Tage Thompson is the first name that comes to mind when thinking of massive forwards, standing at 6'6" and 220 lbs. At the 2024 NHL Draft, one team will get their hand on another tremendous forward, who's being touted as the unicorn of the draft.

Dean Letourneau is a name that has been flying up the draft rankings over the last few months - now projected to be a first-round pick. He's 6'7" and 209 lbs, taking a less-traveled path to draft night.

Playing Prep hockey at St. Andrews College, Letourneau tore the league up, scoring 61 goals and 66 assists in 56 games.

Using all of his 6'7" frame, Letourneau punishes opponents with his bone-crushing checks. When getting in on the forecheck, he's capable of dislodging the puck with the slightest of contact.

Perhaps most impressive are his ability to handle the puck like a player of a much smaller size.

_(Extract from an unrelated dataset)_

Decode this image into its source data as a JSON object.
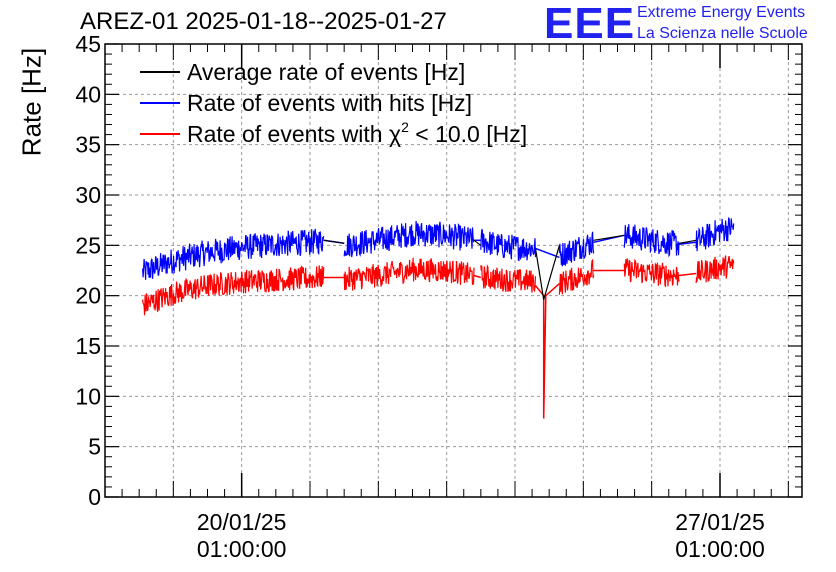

"He's 6'7" and has a 7' wingspan," said Cam Robinson of Elite Prospects on The Red Line Podcast. "He handles the puck like he's Mitch Marner - like he's a little guy. He's very very interesting."

Then there is his shooting. Averaging more than a goal per game is impressive regardless of the league, but Letourneau has proven he can consistently fill the net from the perimeter or driving the net.

What's scaring scouts off about Letourneau is simply the competition he played against. This isn't the CHL, NCAA, or even overseas junior leagues - Prep hockey is a must lower level. He played two games at the USHL level this past season with the Sioux Falls Stampede, failing to register a point before getting injured. It was a small sample size, but scouts are worried that he was too overpowering for the competition he faced.

Committed to playing his college hockey at Boston College, Letourneau will likely spend next season with Sioux Falls before heading to BC for the 2025-26 season.

When and if the Islanders make their selection at 20th overall, they should be taking who they believe to be the best player available regardless of position. With the league's worst prospect pool, this pick will essentially become the Islanders' top prospect. If Lou Lamoriello decides to take Letourneau, he'll be a project, still a few years away from being NHL-ready. Players of Letourneau's size typically take longer to develop, with Tage Thompson as a prime example.

If Letourneau develops into the player he's expected to be, he can become a unique weapon for the Islanders that few teams have. In the next few weeks, the Islanders will have to decide whether they are looking for a safe pick or are willing to swing for the fences.